Abstract This case study describes a project applying a new technology—genetic algorithms—to the problem of scheduling oil production by cyclic steaming at an oil field in the San Joaquin Valley.The paper has seven parts.
In the first part, we discuss the nature of the problem, the importance of solving it well, and the nature of the work process as it occurred before the project began.In the second part, we discuss genetic algorithms and the way that the project adapted them to solve the problem of scheduling cyclical steam injections. In the third section, we describe a pilot project that demonstrated the potential of the approach.In the fourth, we describe the full project that created an optimization tool that has been working daily with oil field personnel to schedule production for the entire field for more than a year.In the fifth, we discuss two types of results of the project—an increase in production and changes to the work process on the part of the oil field personnel owing to their enthusiastic adoption of the optimizer.In the sixth, we discuss some project management factors that led to the success of the project.Finally, we discuss ways in which the success of this project may be relevant to a variety of other types of scheduling and resource allocation problems in the field of oil production.

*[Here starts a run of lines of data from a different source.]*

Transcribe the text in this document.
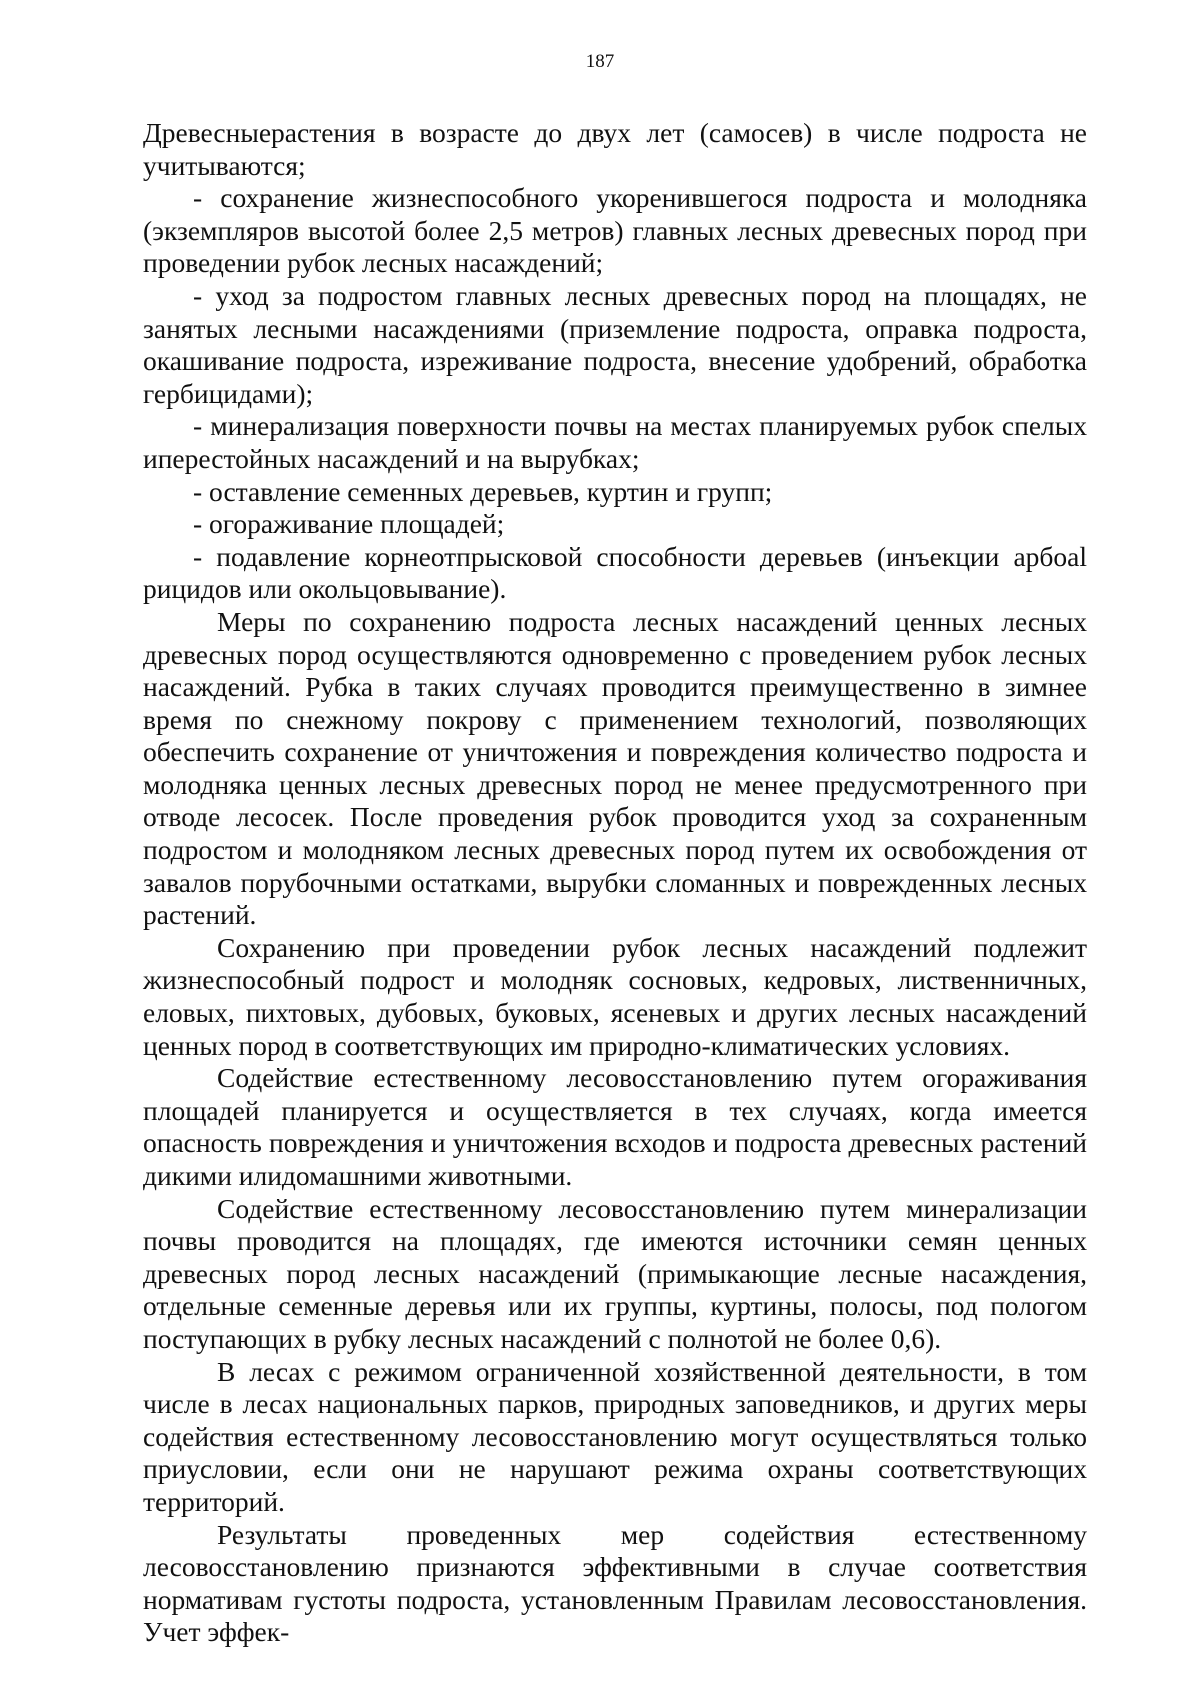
187

Древесныерастения в возрасте до двух лет (самосев) в числе подроста не учитываются;

- сохранение жизнеспособного укоренившегося подроста и молодняка (экземпляров высотой более 2,5 метров) главных лесных древесных пород при проведении рубок лесных насаждений;

- уход за подростом главных лесных древесных пород на площадях, не занятых лесными насаждениями (приземление подроста, оправка подроста, окашивание подроста, изреживание подроста, внесение удобрений, обработка гербицидами);

- минерализация поверхности почвы на местах планируемых рубок спелых иперестойных насаждений и на вырубках;

- оставление семенных деревьев, куртин и групп;

- огораживание площадей;

- подавление корнеотпрысковой способности деревьев (инъекции арбоal рицидов или окольцовывание).

Меры по сохранению подроста лесных насаждений ценных лесных древесных пород осуществляются одновременно с проведением рубок лесных насаждений. Рубка в таких случаях проводится преимущественно в зимнее время по снежному покрову с применением технологий, позволяющих обеспечить сохранение от уничтожения и повреждения количество подроста и молодняка ценных лесных древесных пород не менее предусмотренного при отводе лесосек. После проведения рубок проводится уход за сохраненным подростом и молодняком лесных древесных пород путем их освобождения от завалов порубочными остатками, вырубки сломанных и поврежденных лесных растений.

Сохранению при проведении рубок лесных насаждений подлежит жизнеспособный подрост и молодняк сосновых, кедровых, лиственничных, еловых, пихтовых, дубовых, буковых, ясеневых и других лесных насаждений ценных пород в соответствующих им природно-климатических условиях.

Содействие естественному лесовосстановлению путем огораживания площадей планируется и осуществляется в тех случаях, когда имеется опасность повреждения и уничтожения всходов и подроста древесных растений дикими илидомашними животными.

Содействие естественному лесовосстановлению путем минерализации почвы проводится на площадях, где имеются источники семян ценных древесных пород лесных насаждений (примыкающие лесные насаждения, отдельные семенные деревья или их группы, куртины, полосы, под пологом поступающих в рубку лесных насаждений с полнотой не более 0,6).

В лесах с режимом ограниченной хозяйственной деятельности, в том числе в лесах национальных парков, природных заповедников, и других меры содействия естественному лесовосстановлению могут осуществляться только приусловии, если они не нарушают режима охраны соответствующих территорий.

Результаты проведенных мер содействия естественному лесовосстановлению признаются эффективными в случае соответствия нормативам густоты подроста, установленным Правилам лесовосстановления. Учет эффек-
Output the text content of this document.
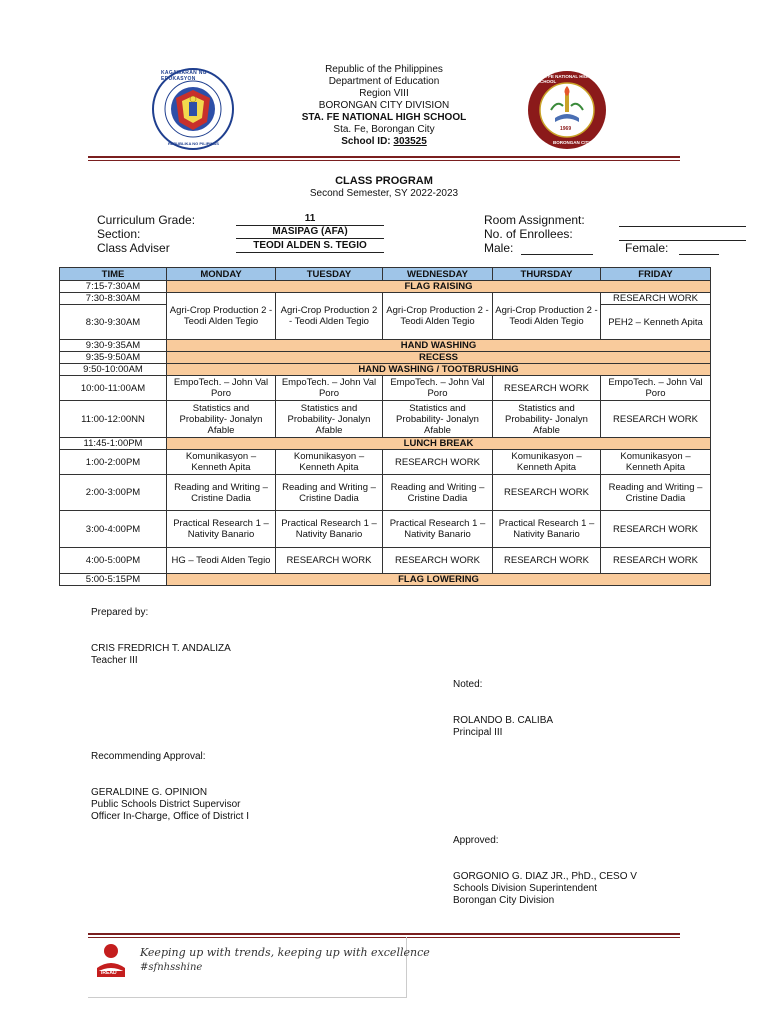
KAGAWARAN NG EDUKASYON
REPUBLIKA NG PILIPINAS
Republic of the Philippines
Department of Education
Region VIII
BORONGAN CITY DIVISION
STA. FE NATIONAL HIGH SCHOOL
Sta. Fe, Borongan City
School ID: 303525
STA. FE NATIONAL HIGH SCHOOL
BORONGAN CITY
1969
CLASS PROGRAM
Second Semester, SY 2022-2023
Curriculum Grade:	11
Section:	MASIPAG (AFA)
Class Adviser	TEODI ALDEN S. TEGIO
Room Assignment:
No. of Enrollees:
Male:	Female:
TIME	MONDAY	TUESDAY	WEDNESDAY	THURSDAY	FRIDAY
7:15-7:30AM	FLAG RAISING				
7:30-8:30AM	Agri-Crop Production 2 - Teodi Alden Tegio	Agri-Crop Production 2 - Teodi Alden Tegio	Agri-Crop Production 2 - Teodi Alden Tegio	Agri-Crop Production 2 - Teodi Alden Tegio	RESEARCH WORK
8:30-9:30AM					PEH2 – Kenneth Apita
9:30-9:35AM	HAND WASHING				
9:35-9:50AM	RECESS				
9:50-10:00AM	HAND WASHING / TOOTBRUSHING				
10:00-11:00AM	EmpoTech. – John Val Poro	EmpoTech. – John Val Poro	EmpoTech. – John Val Poro	RESEARCH WORK	EmpoTech. – John Val Poro
11:00-12:00NN	Statistics and Probability- Jonalyn Afable	Statistics and Probability- Jonalyn Afable	Statistics and Probability- Jonalyn Afable	Statistics and Probability- Jonalyn Afable	RESEARCH WORK
11:45-1:00PM	LUNCH BREAK				
1:00-2:00PM	Komunikasyon – Kenneth Apita	Komunikasyon – Kenneth Apita	RESEARCH WORK	Komunikasyon – Kenneth Apita	Komunikasyon – Kenneth Apita
2:00-3:00PM	Reading and Writing – Cristine Dadia	Reading and Writing – Cristine Dadia	Reading and Writing – Cristine Dadia	RESEARCH WORK	Reading and Writing – Cristine Dadia
3:00-4:00PM	Practical Research 1 – Nativity Banario	Practical Research 1 – Nativity Banario	Practical Research 1 – Nativity Banario	Practical Research 1 – Nativity Banario	RESEARCH WORK
4:00-5:00PM	HG – Teodi Alden Tegio	RESEARCH WORK	RESEARCH WORK	RESEARCH WORK	RESEARCH WORK
5:00-5:15PM	FLAG LOWERING				
Prepared by:
CRIS FREDRICH T. ANDALIZA
Teacher III
Noted:
ROLANDO B. CALIBA
Principal III
Recommending Approval:
GERALDINE G. OPINION
Public Schools District Supervisor
Officer In-Charge, Office of District I
Approved:
GORGONIO G. DIAZ JR., PhD., CESO V
Schools Division Superintendent
Borongan City Division
iREAD
Keeping up with trends, keeping up with excellence
#sfnhsshine
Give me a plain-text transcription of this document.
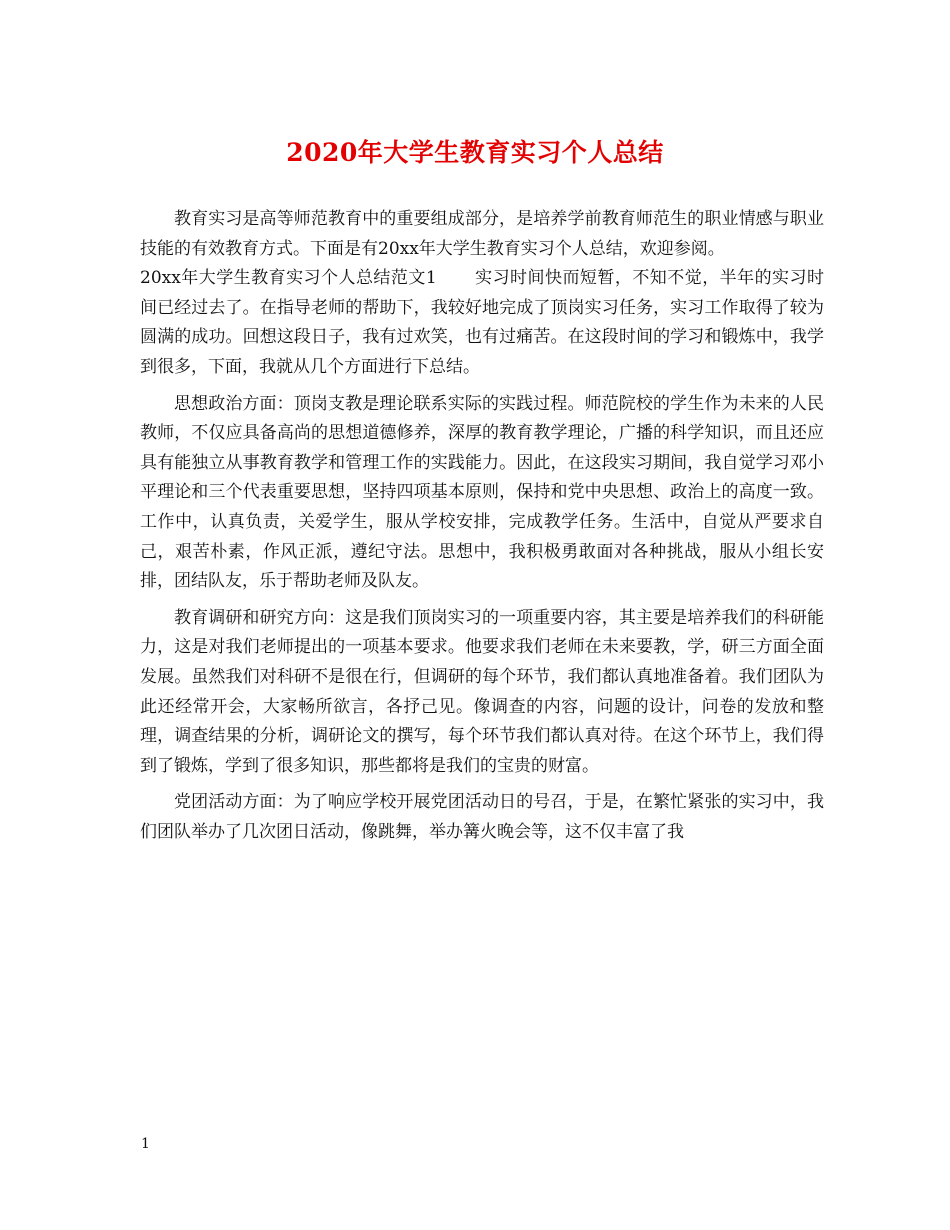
2020年大学生教育实习个人总结

教育实习是高等师范教育中的重要组成部分，是培养学前教育师范生的职业情感与职业技能的有效教育方式。下面是有20xx年大学生教育实习个人总结，欢迎参阅。

20xx年大学生教育实习个人总结范文1 实习时间快而短暂，不知不觉，半年的实习时间已经过去了。在指导老师的帮助下，我较好地完成了顶岗实习任务，实习工作取得了较为圆满的成功。回想这段日子，我有过欢笑，也有过痛苦。在这段时间的学习和锻炼中，我学到很多，下面，我就从几个方面进行下总结。

思想政治方面：顶岗支教是理论联系实际的实践过程。师范院校的学生作为未来的人民教师，不仅应具备高尚的思想道德修养，深厚的教育教学理论，广播的科学知识，而且还应具有能独立从事教育教学和管理工作的实践能力。因此，在这段实习期间，我自觉学习邓小平理论和三个代表重要思想，坚持四项基本原则，保持和党中央思想、政治上的高度一致。工作中，认真负责，关爱学生，服从学校安排，完成教学任务。生活中，自觉从严要求自己，艰苦朴素，作风正派，遵纪守法。思想中，我积极勇敢面对各种挑战，服从小组长安排，团结队友，乐于帮助老师及队友。

教育调研和研究方向：这是我们顶岗实习的一项重要内容，其主要是培养我们的科研能力，这是对我们老师提出的一项基本要求。他要求我们老师在未来要教，学，研三方面全面发展。虽然我们对科研不是很在行，但调研的每个环节，我们都认真地准备着。我们团队为此还经常开会，大家畅所欲言，各抒己见。像调查的内容，问题的设计，问卷的发放和整理，调查结果的分析，调研论文的撰写，每个环节我们都认真对待。在这个环节上，我们得到了锻炼，学到了很多知识，那些都将是我们的宝贵的财富。

党团活动方面：为了响应学校开展党团活动日的号召，于是，在繁忙紧张的实习中，我们团队举办了几次团日活动，像跳舞，举办篝火晚会等，这不仅丰富了我

1
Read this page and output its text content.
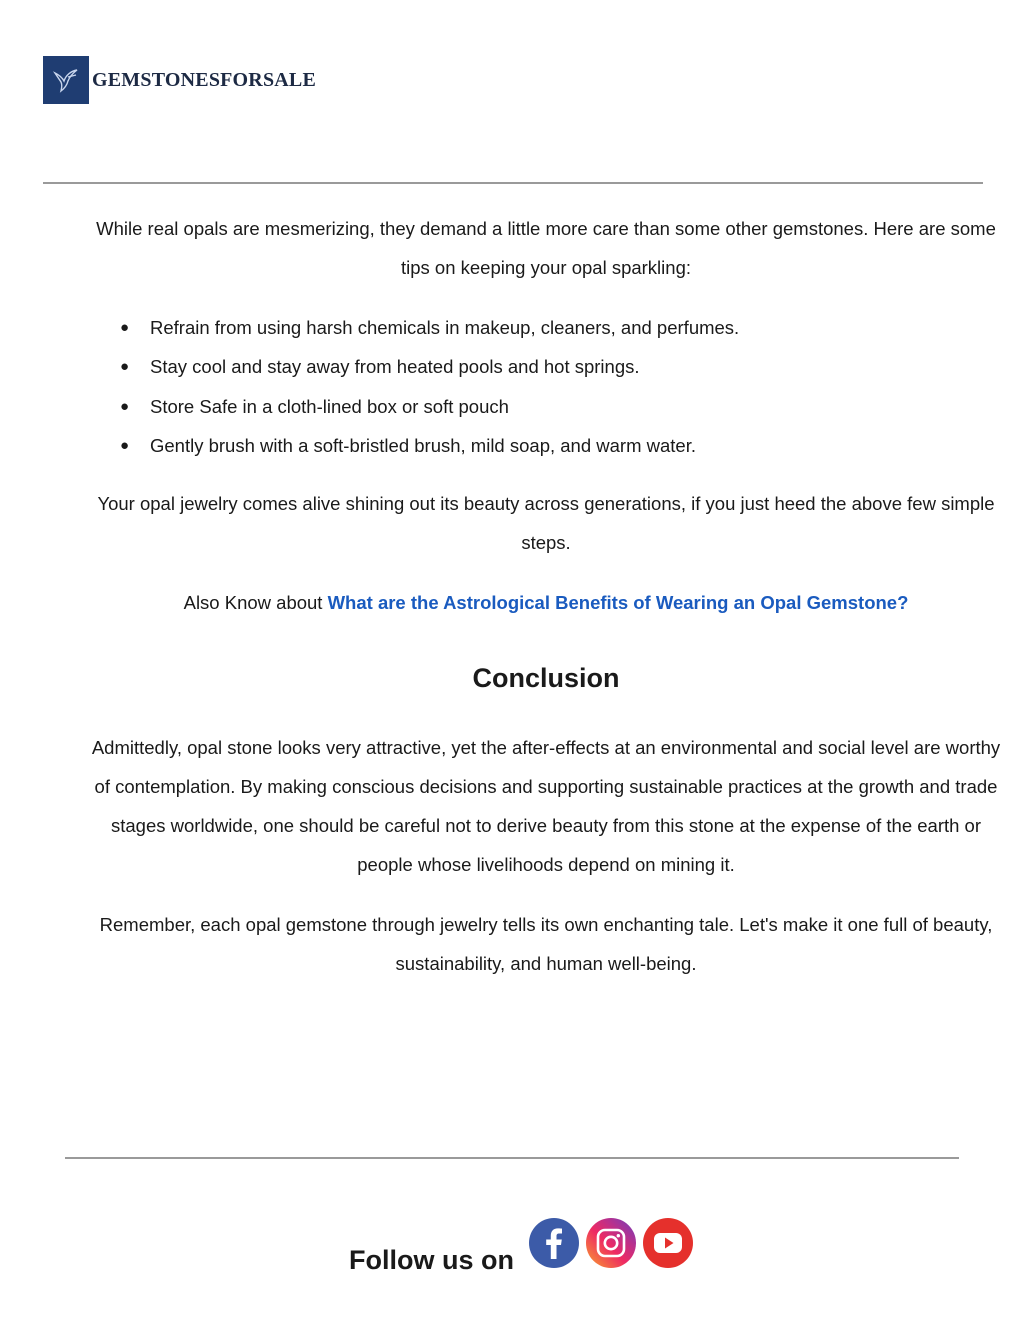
GEMSTONESFORSALE

While real opals are mesmerizing, they demand a little more care than some other gemstones. Here are some tips on keeping your opal sparkling:

●	Refrain from using harsh chemicals in makeup, cleaners, and perfumes.
●	Stay cool and stay away from heated pools and hot springs.
●	Store Safe in a cloth-lined box or soft pouch
●	Gently brush with a soft-bristled brush, mild soap, and warm water.

Your opal jewelry comes alive shining out its beauty across generations, if you just heed the above few simple steps.

Also Know about What are the Astrological Benefits of Wearing an Opal Gemstone?
Conclusion

Admittedly, opal stone looks very attractive, yet the after-effects at an environmental and social level are worthy of contemplation. By making conscious decisions and supporting sustainable practices at the growth and trade stages worldwide, one should be careful not to derive beauty from this stone at the expense of the earth or people whose livelihoods depend on mining it.

Remember, each opal gemstone through jewelry tells its own enchanting tale. Let's make it one full of beauty, sustainability, and human well-being.

Follow us on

The paper will center on three themes:the successful solution of a hard production problem with a new technology; the impact of that technology on the oil field personnel; and the potential of that technology to support other types of projects with similar levels of return.
1. Introduction The Cyclic Steam Process
The Antelope reservoir, located in the Cymric Field, in the San Joaquin Valley, is a siliceous shale reservoir containing heavy oil (12° to 13° API gravity). The reservoir consists primarily of diatomite, characterized by its high porosity (60%), high oil saturation (50–60%) and very low permeability (2 md).Approximately 430 wells are producing from this reservoir with an average daily production of 23,000 BOEG.The oil from the field is recovered using a Chevron-patented cyclic steam process. A fixed amount of saturated steam is injected during a three-to-four day period into the reservoir. The steam's high pressure fractures the rock and the heat from steam reduces oil viscosity. The well is shut in during the next couple of days known as the soak period. Condensed steam is absorbed by the diatomite and oil is displaced into the fractures and well bore. After the soak period the well is returned to production. The flashing of hot water into steam at the prevailing pressure provides the energy to lift the fluids to the surface. The well flows for approximately 20 to 25 days.After the well dies, the same cycle - cycle length of 26–30 days - is repeated.
Scheduling Problem for Cyclic Steam Process Since there is no oil production during the steaming and soaking period, there is an incentive to minimize the frequency of steaming and increase the length of the cycle. On the other hand, since the well production is the highest immediately after returning to production and declines quickly thereafter, a case can be made for increasing the steaming frequency and reducing the length of the cycle. This suggests there is an optimum cycle length for every well that results in maximum productivity during the cycle. Extend this dilemma for more than 400 wells in the field, combine that with the constraints of steam availability and balancing of the steam distribution system, factor in additional facility constraints, and the result is a formidable scheduling optimization problem.